Hog pseudorabies (Aujeszky’s disease) can incur serious losses for farm owners and even the entire hog industry by causing infertility, abortion, and stillbirth among sows, as well as diarrhoea, respiratory failure, and death among piglets. Pseudorabies virus could be prevented, controlled, and eliminated by clean-up at both farm and regional levels through a strict procedure of vaccination, quarantine, diagnosis, elimination of positive animals, and healthy animals nurturing. Using data from 63 large-scale hog farms from nine provinces (municipalities, autonomous regions) of China, we evaluated the economic consequences of hog pseudorabies clean-up in China’s hog farms based on a partial budgeting method. By comparing large-scale hog farms that have performed pseudorabies clean-up with similar farms that have not, we analysed how clean-up affected farm profit and whether there existed sufficient economic incentives for farm owners to adopt pseudorabies control measures.

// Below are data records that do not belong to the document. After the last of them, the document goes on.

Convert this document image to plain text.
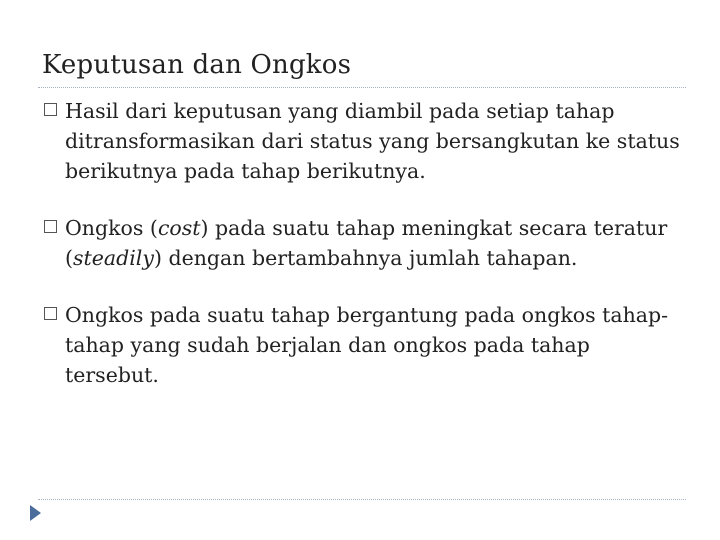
Keputusan dan Ongkos
Hasil dari keputusan yang diambil pada setiap tahap ditransformasikan dari status yang bersangkutan ke status berikutnya pada tahap berikutnya.
Ongkos (cost) pada suatu tahap meningkat secara teratur (steadily) dengan bertambahnya jumlah tahapan.
Ongkos pada suatu tahap bergantung pada ongkos tahap-tahap yang sudah berjalan dan ongkos pada tahap tersebut.
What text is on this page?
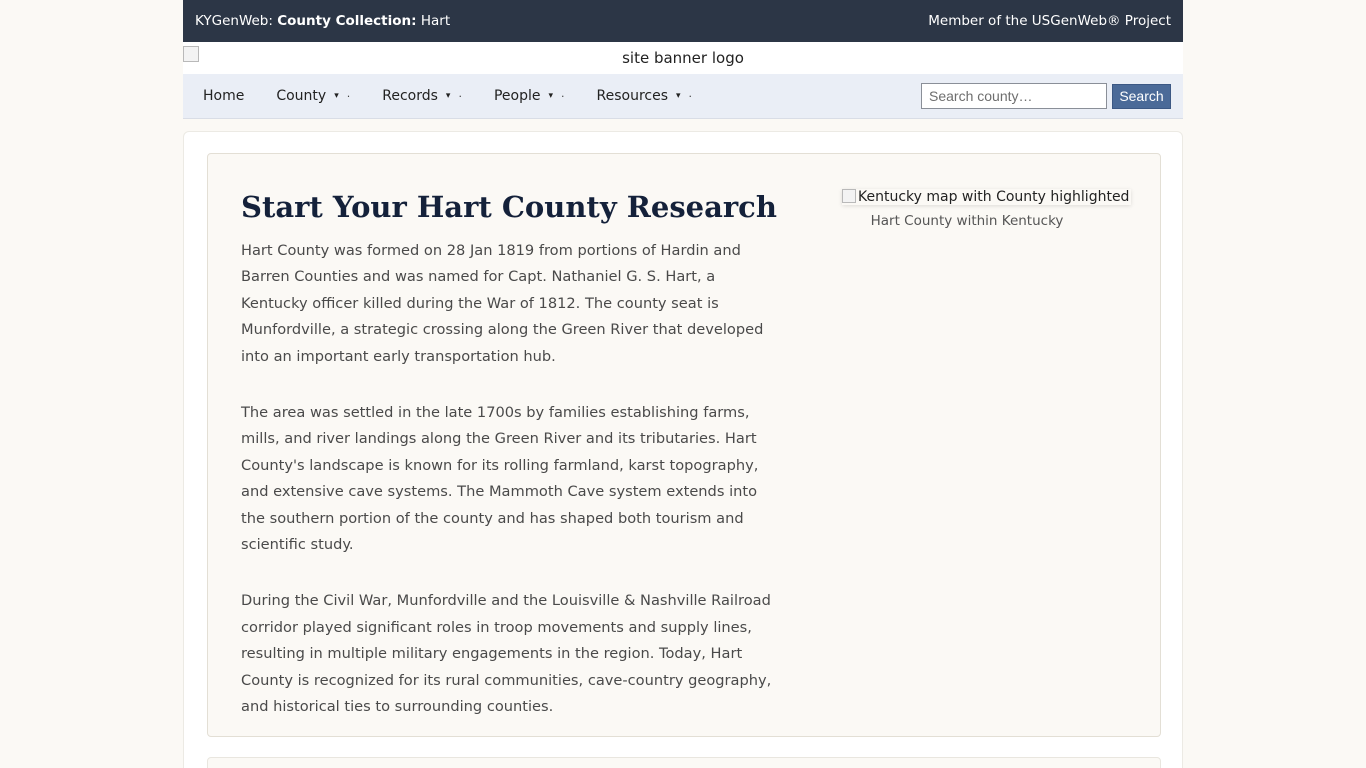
KYGenWeb: County Collection: Hart	Member of the USGenWeb® Project
site banner logo
Home County ▾ · Records ▾ · People ▾ · Resources ▾ ·
Search county…	Search
Start Your Hart County Research

Hart County was formed on 28 Jan 1819 from portions of Hardin and Barren Counties and was named for Capt. Nathaniel G. S. Hart, a Kentucky officer killed during the War of 1812. The county seat is Munfordville, a strategic crossing along the Green River that developed into an important early transportation hub.

The area was settled in the late 1700s by families establishing farms, mills, and river landings along the Green River and its tributaries. Hart County's landscape is known for its rolling farmland, karst topography, and extensive cave systems. The Mammoth Cave system extends into the southern portion of the county and has shaped both tourism and scientific study.

During the Civil War, Munfordville and the Louisville & Nashville Railroad corridor played significant roles in troop movements and supply lines, resulting in multiple military engagements in the region. Today, Hart County is recognized for its rural communities, cave-country geography, and historical ties to surrounding counties.

Kentucky map with County highlighted
Hart County within Kentucky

Further, we examined how the economic consequences varied with factors such as clean-up history and farm size. The findings showed that, on average, clean-up adopters outperformed non-adopters by 8.02 million yuan per farm per year within the four years post clean-up adoption. Also, we found that the net profit changes attributable to pseudorabies clean-up increased over time and with farm size. Although we cannot extrapolate to all Chinese hog farms, these findings suggest that the earlier a hog farm adopted pseudorabies clean-up, the larger the economic benefits would be, especially for large-scale farms.